Sous ses yeux, je laisse l'eau pleuvoir sur mon corps, faire glisser la mousse sur ma peau. Je sens les bulles accrocher mes mamelons durcis, dévaler mes abdominaux et épouser les courbes de mes hanches et mes cuisses. Lui, me dévore du regard sans bouger d'un centimètre. Je vois ses doigts s'agiter, ses mains n'aspirent qu'à me toucher. Pourtant, il n'en fait rien.

Je réalise que son affection pour moi se transforme peu à peu en dévouement. Un dévouement aveugle qui n'offre aucune chance à ceux qui me veulent du mal, quitte à les réduire en cendres. Un sourire perle sur mes lèvres humides.

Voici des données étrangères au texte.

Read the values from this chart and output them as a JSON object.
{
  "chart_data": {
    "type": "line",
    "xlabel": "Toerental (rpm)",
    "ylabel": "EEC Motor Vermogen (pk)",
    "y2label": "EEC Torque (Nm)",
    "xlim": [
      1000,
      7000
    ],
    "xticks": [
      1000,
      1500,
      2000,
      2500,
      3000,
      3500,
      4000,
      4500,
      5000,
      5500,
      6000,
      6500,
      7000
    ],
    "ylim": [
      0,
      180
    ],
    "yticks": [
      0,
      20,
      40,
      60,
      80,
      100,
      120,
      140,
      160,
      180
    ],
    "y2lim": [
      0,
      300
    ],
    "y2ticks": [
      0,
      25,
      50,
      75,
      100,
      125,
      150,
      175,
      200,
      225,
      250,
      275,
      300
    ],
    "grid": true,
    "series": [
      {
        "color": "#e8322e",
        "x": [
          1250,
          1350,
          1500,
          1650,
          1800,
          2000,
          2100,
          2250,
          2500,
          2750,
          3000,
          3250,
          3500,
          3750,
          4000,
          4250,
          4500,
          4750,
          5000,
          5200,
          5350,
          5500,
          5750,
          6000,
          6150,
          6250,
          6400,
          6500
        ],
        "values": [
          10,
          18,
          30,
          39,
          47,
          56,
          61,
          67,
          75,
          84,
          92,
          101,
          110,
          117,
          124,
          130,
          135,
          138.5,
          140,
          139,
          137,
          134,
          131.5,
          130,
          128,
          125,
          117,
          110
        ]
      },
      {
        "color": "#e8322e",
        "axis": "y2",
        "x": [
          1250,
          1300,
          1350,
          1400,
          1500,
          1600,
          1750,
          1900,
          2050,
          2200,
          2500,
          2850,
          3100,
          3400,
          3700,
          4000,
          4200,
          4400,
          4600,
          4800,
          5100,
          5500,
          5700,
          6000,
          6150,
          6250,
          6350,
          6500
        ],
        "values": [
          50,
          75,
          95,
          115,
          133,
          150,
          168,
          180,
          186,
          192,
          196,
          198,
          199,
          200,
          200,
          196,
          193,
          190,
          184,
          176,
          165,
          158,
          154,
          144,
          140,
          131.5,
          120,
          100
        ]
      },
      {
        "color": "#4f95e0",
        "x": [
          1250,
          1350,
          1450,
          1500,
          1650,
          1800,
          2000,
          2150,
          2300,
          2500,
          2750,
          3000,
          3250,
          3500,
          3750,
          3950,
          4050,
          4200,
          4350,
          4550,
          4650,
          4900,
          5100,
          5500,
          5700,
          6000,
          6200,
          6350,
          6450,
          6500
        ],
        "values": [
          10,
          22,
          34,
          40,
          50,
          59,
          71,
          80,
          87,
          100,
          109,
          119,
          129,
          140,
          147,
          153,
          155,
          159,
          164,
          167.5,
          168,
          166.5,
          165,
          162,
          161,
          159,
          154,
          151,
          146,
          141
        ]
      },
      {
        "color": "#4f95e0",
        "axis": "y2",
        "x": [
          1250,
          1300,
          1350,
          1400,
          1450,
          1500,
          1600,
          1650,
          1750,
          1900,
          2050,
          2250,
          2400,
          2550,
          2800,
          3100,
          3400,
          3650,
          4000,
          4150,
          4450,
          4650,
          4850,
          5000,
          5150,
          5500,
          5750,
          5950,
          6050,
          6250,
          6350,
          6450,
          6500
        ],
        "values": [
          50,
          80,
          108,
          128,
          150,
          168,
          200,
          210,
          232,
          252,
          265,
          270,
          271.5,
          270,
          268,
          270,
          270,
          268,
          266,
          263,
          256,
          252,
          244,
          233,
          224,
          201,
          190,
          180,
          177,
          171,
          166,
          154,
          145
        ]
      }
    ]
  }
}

Submergé par un profond bien-être, je m'abandonne à la tiédeur délicieuse de l'eau par pur plaisir et m'autorise même à fermer les yeux. Je sais qu'il resterait des heures à me veiller sans ciller, si je le désirais. Aussi implacable que loyal. C'est la première fois que la violence fait naître en moi un tel sentiment de sécurité.

Nous sortons de la douche sur injonction d'un surveillant qui ordonne aux détenus de vider les lieux.

— Vous deux, magnez-vous ! Et gardez vos distances ! nous hurle-t-il.

Nous nous écartons et je pars me sécher, l'esprit serein. La salle de bain, désertée en deux minutes, nous offre le luxe de nous retrouver tous les deux, au calme. Les mains de Rafael se posent sur ma taille alors qu'il se faufile derrière moi, mais il ne s'aventure pas plus bas que mes hanches.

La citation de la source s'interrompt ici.